JERUSALEM (JTA) — The cause of a fire that heavily damaged a mosque in a Palestinian village near Nablus is under dispute.
Israeli officials say the fire early Tuesday morning at the mosque in Luban al-Sharqiya was due to an electrical short, while Palestinian officials are blaming it on settlers. Muslim holy books were burned in the blaze.
Israeli security forces on Tuesday said it was an electrical short after originally blaming the fire on "price tag" reprisal by settlers against the 10-month building freeze in Jewish West Bank communities. No graffiti or signs of vandalism were found at the site, according to reports.
Palestinian leaders have rejected the finding of an electrical problem, placing the blame on area settlers. Village residents heard a vehicle near the mosque at 3 a.m. Tuesday, Ynet reported. The fact that a stack of Korans was also burned is further proof, Palestinian sources told Ynet.
"The IDF rushed to blame settlers for setting the mosque ablaze, but from the investigation currently taking place, no signs of arson have been found, certainly not by settlers," read a statement from Binyamin Regional Council. "This constitutes slander and defamation of an entire community that requires an immediate apology."

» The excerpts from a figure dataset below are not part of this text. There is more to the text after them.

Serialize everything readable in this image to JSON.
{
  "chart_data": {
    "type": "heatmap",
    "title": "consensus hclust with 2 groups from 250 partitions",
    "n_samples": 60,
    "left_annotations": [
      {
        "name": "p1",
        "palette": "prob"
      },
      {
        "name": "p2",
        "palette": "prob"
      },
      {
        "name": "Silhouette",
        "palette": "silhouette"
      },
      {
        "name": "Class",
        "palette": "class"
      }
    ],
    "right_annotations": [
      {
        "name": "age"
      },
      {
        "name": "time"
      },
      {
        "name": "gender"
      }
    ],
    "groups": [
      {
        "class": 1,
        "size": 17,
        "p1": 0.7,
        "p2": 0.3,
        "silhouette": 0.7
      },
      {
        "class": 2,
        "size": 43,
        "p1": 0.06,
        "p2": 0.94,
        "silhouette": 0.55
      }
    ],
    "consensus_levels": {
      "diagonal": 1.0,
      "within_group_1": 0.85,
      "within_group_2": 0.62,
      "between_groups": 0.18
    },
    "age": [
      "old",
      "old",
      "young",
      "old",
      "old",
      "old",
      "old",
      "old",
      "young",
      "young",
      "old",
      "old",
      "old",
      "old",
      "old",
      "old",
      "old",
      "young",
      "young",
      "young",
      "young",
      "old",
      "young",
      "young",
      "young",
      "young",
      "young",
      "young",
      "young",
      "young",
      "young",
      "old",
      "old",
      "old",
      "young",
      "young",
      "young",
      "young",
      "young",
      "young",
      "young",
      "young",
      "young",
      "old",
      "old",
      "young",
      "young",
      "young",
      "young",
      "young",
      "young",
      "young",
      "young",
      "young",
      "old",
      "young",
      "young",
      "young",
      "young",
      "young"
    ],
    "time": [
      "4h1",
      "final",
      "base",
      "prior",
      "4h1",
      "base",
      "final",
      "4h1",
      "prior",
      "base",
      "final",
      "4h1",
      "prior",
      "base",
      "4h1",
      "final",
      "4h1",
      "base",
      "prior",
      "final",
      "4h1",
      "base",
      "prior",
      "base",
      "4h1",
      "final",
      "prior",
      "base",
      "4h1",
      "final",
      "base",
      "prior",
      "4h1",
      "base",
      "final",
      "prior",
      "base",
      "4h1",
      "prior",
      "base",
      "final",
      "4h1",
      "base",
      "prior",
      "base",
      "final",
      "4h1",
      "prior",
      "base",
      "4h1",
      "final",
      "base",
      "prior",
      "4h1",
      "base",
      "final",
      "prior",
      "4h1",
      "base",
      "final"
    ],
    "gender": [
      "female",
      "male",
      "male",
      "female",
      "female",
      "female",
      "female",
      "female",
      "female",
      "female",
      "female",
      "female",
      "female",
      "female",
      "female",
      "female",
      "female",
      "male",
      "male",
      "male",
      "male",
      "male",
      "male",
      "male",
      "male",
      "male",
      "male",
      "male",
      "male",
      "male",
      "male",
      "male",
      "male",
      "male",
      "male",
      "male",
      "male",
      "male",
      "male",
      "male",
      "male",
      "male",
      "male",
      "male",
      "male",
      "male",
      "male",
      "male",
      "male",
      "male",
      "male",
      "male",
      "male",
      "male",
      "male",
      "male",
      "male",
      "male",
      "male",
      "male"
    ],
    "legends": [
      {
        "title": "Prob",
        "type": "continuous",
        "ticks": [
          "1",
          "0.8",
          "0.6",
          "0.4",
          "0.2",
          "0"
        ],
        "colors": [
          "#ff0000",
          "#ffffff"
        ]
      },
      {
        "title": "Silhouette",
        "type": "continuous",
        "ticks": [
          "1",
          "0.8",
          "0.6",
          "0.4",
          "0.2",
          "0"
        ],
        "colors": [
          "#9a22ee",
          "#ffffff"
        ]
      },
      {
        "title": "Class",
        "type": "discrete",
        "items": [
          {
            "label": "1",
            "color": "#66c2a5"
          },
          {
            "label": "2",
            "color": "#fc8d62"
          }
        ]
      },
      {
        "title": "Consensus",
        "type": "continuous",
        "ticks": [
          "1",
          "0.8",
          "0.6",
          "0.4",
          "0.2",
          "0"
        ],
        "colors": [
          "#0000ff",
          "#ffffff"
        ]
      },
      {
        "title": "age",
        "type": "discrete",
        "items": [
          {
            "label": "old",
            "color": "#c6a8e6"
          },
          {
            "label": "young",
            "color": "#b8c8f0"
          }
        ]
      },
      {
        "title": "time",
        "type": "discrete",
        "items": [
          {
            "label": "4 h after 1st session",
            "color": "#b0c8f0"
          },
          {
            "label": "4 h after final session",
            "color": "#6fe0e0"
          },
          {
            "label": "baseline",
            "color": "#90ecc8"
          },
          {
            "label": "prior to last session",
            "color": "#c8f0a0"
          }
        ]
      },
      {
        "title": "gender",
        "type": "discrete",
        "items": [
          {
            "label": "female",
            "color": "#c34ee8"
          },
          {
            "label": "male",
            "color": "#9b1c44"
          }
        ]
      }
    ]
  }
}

Last month, graffiti was spray-painted on a mosque in a village near Nablus and three Palestinian vehicles were set on fire. In a second Nablus-area village, two Palestinian vehicles were torched and the words "price tag" and a Star of David were spray-painted on a village building. In December, a mosque was torched in the Yasuf village and the words "price tag" sprayed on the wall.
Meanwhile, three synagogues in Jerusalem have been set on fire in the past week. The fires appear to be deliberately set, according to reports.